In order to ensure the fairness of the results, we only adopt over-sampling and under-sampling processing for the training set. Although this is effective, the long-tail distribution of the test set itself cannot be solved, which is also a major feature and difficulty of biological data. In our test set, the data is very unevenly distributed. So, this was an important reason that affected the final results. Then the Interaction attention vector is mainly to better extract the information between two entities in a sentence, some sentences are very short, which can provide very little information to judge the relationship.
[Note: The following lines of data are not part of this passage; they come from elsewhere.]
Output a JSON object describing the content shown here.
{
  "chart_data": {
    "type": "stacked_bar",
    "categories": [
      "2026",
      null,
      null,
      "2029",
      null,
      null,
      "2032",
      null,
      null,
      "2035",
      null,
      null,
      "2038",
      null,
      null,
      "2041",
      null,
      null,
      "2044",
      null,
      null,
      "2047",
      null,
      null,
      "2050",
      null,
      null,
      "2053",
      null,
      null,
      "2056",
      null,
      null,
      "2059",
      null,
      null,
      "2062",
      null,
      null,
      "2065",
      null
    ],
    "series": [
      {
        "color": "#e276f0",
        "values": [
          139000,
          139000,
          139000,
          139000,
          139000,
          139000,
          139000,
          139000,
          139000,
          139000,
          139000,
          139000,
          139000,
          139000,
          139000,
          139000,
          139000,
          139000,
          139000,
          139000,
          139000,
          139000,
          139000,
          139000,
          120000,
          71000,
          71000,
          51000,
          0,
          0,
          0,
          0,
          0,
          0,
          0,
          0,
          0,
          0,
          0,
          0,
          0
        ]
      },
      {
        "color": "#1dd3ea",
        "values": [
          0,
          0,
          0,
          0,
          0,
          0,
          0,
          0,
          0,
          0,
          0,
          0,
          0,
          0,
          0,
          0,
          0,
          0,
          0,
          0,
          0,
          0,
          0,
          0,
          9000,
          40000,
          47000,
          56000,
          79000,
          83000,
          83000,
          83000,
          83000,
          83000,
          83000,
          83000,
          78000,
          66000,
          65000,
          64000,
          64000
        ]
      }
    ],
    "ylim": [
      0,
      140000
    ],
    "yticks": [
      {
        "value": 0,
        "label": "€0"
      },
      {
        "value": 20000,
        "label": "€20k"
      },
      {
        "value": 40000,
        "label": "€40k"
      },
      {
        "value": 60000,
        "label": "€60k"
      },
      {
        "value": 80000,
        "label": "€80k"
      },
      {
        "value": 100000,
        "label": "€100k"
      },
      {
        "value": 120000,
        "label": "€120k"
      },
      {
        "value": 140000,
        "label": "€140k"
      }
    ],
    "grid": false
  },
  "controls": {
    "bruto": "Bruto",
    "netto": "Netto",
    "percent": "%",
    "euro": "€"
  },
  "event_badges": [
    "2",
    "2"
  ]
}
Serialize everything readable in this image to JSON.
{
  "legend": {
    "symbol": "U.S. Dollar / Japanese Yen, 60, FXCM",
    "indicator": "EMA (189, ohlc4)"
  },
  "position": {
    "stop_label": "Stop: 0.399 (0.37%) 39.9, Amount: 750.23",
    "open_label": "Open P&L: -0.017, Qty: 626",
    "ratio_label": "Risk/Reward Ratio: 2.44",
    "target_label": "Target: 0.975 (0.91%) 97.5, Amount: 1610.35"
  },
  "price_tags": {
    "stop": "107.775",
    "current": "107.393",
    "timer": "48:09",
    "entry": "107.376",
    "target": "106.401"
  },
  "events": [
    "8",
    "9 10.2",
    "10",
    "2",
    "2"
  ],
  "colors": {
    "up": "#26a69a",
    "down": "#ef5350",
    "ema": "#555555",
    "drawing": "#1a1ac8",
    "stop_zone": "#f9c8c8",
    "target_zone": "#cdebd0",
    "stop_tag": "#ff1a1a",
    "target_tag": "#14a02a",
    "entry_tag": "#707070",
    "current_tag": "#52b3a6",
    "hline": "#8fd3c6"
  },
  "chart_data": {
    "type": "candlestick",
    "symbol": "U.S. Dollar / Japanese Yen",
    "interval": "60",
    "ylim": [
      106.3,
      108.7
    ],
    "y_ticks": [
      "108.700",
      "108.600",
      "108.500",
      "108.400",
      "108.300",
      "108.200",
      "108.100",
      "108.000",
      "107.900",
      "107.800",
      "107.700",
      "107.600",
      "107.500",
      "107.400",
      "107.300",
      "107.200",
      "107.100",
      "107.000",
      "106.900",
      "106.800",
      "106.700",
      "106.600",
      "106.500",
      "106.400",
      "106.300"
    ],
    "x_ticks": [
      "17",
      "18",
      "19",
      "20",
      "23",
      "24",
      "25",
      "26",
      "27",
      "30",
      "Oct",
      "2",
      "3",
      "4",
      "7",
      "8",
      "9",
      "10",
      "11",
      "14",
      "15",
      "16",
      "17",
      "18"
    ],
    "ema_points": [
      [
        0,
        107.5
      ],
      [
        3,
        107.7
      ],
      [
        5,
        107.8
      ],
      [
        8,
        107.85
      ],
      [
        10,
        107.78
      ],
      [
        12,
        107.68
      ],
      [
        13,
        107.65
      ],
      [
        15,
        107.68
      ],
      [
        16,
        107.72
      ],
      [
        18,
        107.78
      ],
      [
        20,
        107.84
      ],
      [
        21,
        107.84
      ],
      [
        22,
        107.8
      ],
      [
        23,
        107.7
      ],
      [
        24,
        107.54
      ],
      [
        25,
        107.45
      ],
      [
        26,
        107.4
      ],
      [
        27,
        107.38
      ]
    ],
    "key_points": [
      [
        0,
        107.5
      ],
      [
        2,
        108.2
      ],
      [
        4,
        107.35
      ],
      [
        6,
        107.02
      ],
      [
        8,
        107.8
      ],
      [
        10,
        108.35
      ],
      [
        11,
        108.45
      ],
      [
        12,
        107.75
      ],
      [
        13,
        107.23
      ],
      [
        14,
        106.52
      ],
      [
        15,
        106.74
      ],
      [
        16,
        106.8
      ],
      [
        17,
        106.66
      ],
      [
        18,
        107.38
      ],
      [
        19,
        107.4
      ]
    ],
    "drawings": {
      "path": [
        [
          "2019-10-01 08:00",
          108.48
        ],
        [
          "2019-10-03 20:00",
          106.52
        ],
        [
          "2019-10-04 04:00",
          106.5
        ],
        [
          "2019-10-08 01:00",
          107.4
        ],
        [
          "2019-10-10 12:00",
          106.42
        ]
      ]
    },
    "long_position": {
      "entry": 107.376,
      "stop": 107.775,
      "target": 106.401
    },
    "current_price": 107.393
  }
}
Therefore, the performance can be improved by the Interaction attention vector is limited, and it is inevitable that there will be wrong classification results.

In addition, in the process of obtaining drug structures from drug names, we first need to derive the molecular formulas of drugs from medical knowledge base. In this process, some drugs could not find the corresponding molecular formulas. On the other hand, in the process of obtaining molecular structures from SMILES, we got a plane structure or wrong information, and the actual molecular structures of drugs is three-dimensional, which will cause us to lose a lot of information outside a plane structure. All these errors will have a great impact when transferred to the model.

Interpretability

The performance of IMSE benefits from several major factors. (1) Interaction information contains key information of drug–drug interaction, and the introduction of Interaction attention vector improves the accuracy of features. (2) The introduction of entity information can fully extract the local information of entities in the feature space, which effectively reduces the interference of other entities to the model. (3) The addition of molecular structure effectively improves the richness of the feature space and provides information other than text.

Conclusion

In this paper, we propose a DDI extraction model based on BioBERT to improve the performance of DDI extraction, termed IMSE. In our model, we use Interaction attention vector which we proposed to enhance the interaction information in sentences to better deal with relationship overlap problem. The molecular structure information we add can take advantage of knowledge that cannot be learned in text and can better characterize the drug feature space. In addition, we added entity attention vectors to enhance the weights around the entities so that the model can better capture the information around the drug entities without being distracted by other drugs. Comparative experiments on benchmark datasets showed that IMSE had a better predictive performance than existing prediction models, improving DDI identification. The performance of the model in the ablation experiment also shows that each part of the model is indispensable, which also provides new ideas for subsequent research, that is, we can obtain a better feature representation from the characteristics of the data.

Although our proposed approach exhibits promising performance for DDI extraction from biomedical literature, there is still some room to improve. In future work, we will continue to explore the characteristics of biomedical data and combine it with deep learning methods to better solve the problems of biomedical applications.